The first thing we have to admit before we start is that, no matter how strong the hype, getting a four-disk adventure game, supposedly sporting revolutionary graphics, from an unknown team in Scandinavia filled us with deep suspicion. Thoughts of The Ring Cycle and Myst -- pretty nothings that served to make good screenshots for their respective boxes -- were paramount in our minds when we installed the 2+ gigabyte game (don't panic -- there are smaller install options). Our sense of foreboding was replaced with wonder less than two minutes after we double-clicked the desktop icon. The Longest Journey is first and foremost a labor of love, which shows in each and every aspect of this incredible game.
Written and produced entirely by one person, the story that weaves its way through The Longest Journey is intelligent, tight and quite mature. The protagonist of the story, April Ryan, is an 18-year-old artist in the 23rd century, and has fled to a big city from the surrounding countryside, trying to pursue her art and escape her abusive family at the same time. The full backstory plays itself out slowly, but the more you learn about April and her father's relationship -- it's revealed early in the game that she left him with a broken arm -- the more her character comes to life. A couple of good friends and an exceptionally believable lesbian housemother throw some good vibes into April's college life. Offsetting them is Zack, a scumbag who lives across the hall from April and who, in one breath, can ask her to go pop some pills and put out for him and threaten to smash her face in. This all comes together to create a life for April that, while not always pleasant, seems refreshingly real.
Thus, when the crap hits the fan and April's life begins to fall apart, the shock and denial she feels are that much more believable. It begins with dream visions and creepy old men who seem to know too much about her, but eventually April's visions begin to appear while she is awake, forcing her to face her new reality or risk going insane. While we don't want to give away any of the wondrous plot, April is the classic outsider forced to save a world she doesn't understand, real Conneticut Yankee in King Arthur's Court meets Alice in Wonderland stuff.
The gameplay in Journey was obviously designed by a team that not only loves adventure games, but paid attention to what was annoying about them. You can't die. Ever. It's a pointless thing to spend your game doing while adventuring, so they just left it out. There's no hunting for exits either. Press the X button on the keyboard and every available exit appears onscreen, even ones that aren't onscreen at the moment. Confusing camera angles? Not a one. Each scene is presented with all items easy to access. There is the occasional pixel hunt, but even this has been kept to the bare minimum.
Adventure games are about more than just story, though, and even though the story arc in The Longest Journey is hands-down the best we've ever played through, it wouldn't be worth the trip without the puzzle aspects. Happily, these are more thoughtful than brain-twisting for the most part, and usually things either make sense in the real world (take your time sheet to your boss to get paid, get money for the subway, etc.) or make the right kind of nonsense in the parallel world (magicians who rely on chaos can be taken down with a calculator, and old ladies are always going to try to eat your bones). There are a couple of old-school block and gear puzzles, but these are nothing the average gamer can't work through.
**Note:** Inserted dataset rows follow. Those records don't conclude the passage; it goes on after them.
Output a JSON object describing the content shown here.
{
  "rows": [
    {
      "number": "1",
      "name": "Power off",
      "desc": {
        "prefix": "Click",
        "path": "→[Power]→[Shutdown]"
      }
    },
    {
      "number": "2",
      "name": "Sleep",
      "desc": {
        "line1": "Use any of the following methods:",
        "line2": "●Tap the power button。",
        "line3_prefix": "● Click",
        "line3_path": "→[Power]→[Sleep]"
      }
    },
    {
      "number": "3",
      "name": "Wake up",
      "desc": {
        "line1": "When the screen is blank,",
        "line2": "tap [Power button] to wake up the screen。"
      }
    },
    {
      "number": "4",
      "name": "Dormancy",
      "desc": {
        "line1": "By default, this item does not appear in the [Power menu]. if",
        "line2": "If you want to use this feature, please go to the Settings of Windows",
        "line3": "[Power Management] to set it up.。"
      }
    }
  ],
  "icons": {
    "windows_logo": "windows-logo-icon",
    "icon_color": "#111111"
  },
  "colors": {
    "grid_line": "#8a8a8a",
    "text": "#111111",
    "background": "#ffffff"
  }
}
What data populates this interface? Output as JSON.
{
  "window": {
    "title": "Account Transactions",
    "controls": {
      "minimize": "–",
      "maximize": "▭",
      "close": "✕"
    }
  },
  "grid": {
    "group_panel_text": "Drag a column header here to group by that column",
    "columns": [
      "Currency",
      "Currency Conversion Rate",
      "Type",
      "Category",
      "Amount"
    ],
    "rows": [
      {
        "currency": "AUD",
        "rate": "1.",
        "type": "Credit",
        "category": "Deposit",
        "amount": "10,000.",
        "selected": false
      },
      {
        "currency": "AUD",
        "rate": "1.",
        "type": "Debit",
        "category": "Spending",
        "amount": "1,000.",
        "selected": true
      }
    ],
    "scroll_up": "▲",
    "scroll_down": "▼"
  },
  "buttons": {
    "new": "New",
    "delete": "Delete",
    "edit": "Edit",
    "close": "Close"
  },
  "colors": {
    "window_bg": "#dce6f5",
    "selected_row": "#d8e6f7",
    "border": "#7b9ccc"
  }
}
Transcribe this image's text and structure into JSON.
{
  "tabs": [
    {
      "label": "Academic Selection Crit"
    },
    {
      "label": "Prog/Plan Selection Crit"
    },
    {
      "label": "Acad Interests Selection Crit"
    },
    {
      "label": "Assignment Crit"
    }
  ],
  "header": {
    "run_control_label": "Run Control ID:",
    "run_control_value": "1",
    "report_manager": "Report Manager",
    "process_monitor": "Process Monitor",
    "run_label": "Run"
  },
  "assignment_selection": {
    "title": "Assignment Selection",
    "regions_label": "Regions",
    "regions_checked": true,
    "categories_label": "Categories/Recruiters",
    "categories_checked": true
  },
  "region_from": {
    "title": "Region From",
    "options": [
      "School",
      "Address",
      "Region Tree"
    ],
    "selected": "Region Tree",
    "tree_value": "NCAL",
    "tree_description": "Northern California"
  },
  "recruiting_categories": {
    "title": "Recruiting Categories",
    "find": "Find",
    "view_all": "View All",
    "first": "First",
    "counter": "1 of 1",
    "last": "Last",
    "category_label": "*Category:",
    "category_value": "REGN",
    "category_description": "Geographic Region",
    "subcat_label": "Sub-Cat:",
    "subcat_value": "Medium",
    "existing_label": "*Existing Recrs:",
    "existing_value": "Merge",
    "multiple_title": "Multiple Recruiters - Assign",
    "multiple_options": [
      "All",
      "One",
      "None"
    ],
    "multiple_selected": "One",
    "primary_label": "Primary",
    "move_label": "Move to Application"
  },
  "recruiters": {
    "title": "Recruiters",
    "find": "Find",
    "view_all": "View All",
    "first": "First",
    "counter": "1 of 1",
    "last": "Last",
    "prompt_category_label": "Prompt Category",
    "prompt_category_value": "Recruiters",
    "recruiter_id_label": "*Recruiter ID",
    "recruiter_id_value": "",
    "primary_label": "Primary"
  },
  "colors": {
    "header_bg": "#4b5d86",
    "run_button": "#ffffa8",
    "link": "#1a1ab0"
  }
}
Each aspect of the plot leads to the next seamlessly. There's never a point where you don't know what it is you are trying to accomplish, and at those rare times when you have to play errand boy, April bristles at it as much as you do, making a silly convention into a bonding moment. That's a pretty remarkable claim for a game that can easily take players 40 hours to complete. That's twice the size of even the lengthier adventure games we've seen before.
Okay, to the much-vaunted graphics. Yes, they're beautiful. In fact, they are occasionally unbelievable. Painted backgrounds blend seamlessly with the modeled architecture and present scenes that can instantly take your breath away. In a game this good the visuals are almost forgettable, though. We're not kidding. What impressed us more was the voice-over work; it is as high quality as anyone could ask for. Every character in the game speaks all their lines, with no subtitles (they're there as an option, though), and not once were we disappointed in the result.
The Bottom Line: The best adventure game released since the genre's glory days.